I personally love that you are a Momma's girl.  Although, it doesn't allow me to be very productive, I get in lots and lots of long awaited snuggle time.  I love that you cry out for me and give a sigh of relief each time you are back in my arms.  We have had to take the front of your crib off and put it up against my side of the bed, because you just want to be close to me.  In the middle of the night, I will hear you begin to whimper.  Then, I feel your little arm reach out, and as soon as your hand touches me, you get silent and go back to sleep.  I love that too.

It's funny, much like the labor of birthing your brothers and sister, I have forgotten about the pain of the process that brought you here.  The waiting. The paperwork. The fees.  The fundraising.  All of it quickly fades away and is easily forgotten.  And all that matters is that you are here, safe and sound in my arms.   I would do it all over again in a heartbeat.

People say that you are so blessed to get to be a part of our family, but I see things just the opposite.  I feel extremely honored that the Lord entrusted us with you and allowed us to be your parents.  I also feel undeserving of such an incredible gift.   We needed you just as much as you needed us.  If not more.

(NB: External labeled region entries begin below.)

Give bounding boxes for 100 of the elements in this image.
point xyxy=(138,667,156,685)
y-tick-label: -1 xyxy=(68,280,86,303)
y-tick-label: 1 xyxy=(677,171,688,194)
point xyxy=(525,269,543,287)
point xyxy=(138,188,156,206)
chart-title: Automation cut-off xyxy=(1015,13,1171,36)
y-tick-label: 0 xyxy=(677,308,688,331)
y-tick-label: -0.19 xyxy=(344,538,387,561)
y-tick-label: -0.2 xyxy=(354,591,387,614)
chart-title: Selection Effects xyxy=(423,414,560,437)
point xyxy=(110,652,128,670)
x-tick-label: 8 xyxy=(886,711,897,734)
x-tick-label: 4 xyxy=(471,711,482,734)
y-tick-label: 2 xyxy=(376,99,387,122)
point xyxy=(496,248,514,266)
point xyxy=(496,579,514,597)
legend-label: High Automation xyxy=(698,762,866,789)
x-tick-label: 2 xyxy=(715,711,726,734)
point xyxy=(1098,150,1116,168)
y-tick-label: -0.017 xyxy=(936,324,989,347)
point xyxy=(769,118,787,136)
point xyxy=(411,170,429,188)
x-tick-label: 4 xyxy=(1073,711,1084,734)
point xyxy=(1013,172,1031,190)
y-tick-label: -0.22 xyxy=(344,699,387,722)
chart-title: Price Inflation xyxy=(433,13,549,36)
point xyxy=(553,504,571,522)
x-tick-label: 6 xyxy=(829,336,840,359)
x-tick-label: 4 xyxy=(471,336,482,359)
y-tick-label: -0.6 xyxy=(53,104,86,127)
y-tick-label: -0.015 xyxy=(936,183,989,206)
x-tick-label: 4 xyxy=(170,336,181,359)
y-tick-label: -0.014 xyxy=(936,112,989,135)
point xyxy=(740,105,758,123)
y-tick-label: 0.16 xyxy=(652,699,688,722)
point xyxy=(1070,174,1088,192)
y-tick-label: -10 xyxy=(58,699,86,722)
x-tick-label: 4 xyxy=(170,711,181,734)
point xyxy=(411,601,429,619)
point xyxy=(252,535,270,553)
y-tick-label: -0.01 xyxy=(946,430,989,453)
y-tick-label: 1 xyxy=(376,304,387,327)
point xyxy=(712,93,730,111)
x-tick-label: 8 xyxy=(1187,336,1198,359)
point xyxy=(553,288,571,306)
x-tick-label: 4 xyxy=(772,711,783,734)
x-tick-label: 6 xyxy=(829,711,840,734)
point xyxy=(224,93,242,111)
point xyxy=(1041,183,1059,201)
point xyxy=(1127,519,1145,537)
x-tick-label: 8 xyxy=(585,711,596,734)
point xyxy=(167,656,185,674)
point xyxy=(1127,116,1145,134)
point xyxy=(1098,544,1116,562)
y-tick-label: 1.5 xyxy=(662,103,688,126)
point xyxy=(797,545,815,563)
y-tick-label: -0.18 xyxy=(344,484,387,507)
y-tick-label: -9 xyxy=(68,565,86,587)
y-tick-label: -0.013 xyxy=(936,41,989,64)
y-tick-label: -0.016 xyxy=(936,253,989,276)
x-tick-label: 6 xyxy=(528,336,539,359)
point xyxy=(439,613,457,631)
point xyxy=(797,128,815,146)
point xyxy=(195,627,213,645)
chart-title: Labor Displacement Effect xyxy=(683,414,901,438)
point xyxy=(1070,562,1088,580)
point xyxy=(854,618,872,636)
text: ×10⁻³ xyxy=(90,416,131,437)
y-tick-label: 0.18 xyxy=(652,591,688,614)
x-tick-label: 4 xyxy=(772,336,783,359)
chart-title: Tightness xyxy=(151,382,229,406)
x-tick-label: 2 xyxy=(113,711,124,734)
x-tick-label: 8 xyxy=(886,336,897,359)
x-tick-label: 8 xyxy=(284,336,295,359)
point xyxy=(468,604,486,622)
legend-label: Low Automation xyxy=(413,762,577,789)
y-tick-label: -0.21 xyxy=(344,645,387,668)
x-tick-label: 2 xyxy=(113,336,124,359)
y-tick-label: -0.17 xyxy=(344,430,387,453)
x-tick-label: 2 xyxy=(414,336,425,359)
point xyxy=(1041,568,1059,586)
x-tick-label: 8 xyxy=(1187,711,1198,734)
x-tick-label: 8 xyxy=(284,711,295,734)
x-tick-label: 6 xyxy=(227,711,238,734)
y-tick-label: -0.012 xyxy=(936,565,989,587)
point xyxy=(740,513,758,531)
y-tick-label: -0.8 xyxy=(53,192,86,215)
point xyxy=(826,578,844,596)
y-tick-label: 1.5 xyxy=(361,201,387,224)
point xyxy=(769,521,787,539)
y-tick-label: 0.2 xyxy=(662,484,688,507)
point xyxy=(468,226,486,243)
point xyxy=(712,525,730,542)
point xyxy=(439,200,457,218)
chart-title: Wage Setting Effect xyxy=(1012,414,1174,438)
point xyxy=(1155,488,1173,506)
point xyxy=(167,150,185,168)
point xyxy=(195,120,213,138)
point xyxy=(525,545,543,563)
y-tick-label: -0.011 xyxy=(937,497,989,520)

You are a beautiful example of what can happen when we let go of our fears and hold on to faith.  You are EVERYTHING that we prayed you would be.  And more.  You fit so perfectly into our family.  It is really amazing to witness.  God is so good.  He really, really is.  He cares about all of the details of our lives.  He provided the strength and resources needed to bring you into our family.  There is no way we could have done it without Him and His people.  It is my prayer that your life and your story might one day inspire others to take that same leap of faith.

You have already brought us SO MUCH joy!  I feel so blessed to have you call me "Momma" and to get to celebrate this day with you.  I look forward to getting to know you better and celebrating many, many more years together.



HAPPY BIRTHDAY, SWEET GIRL! I LOVE YOU!!!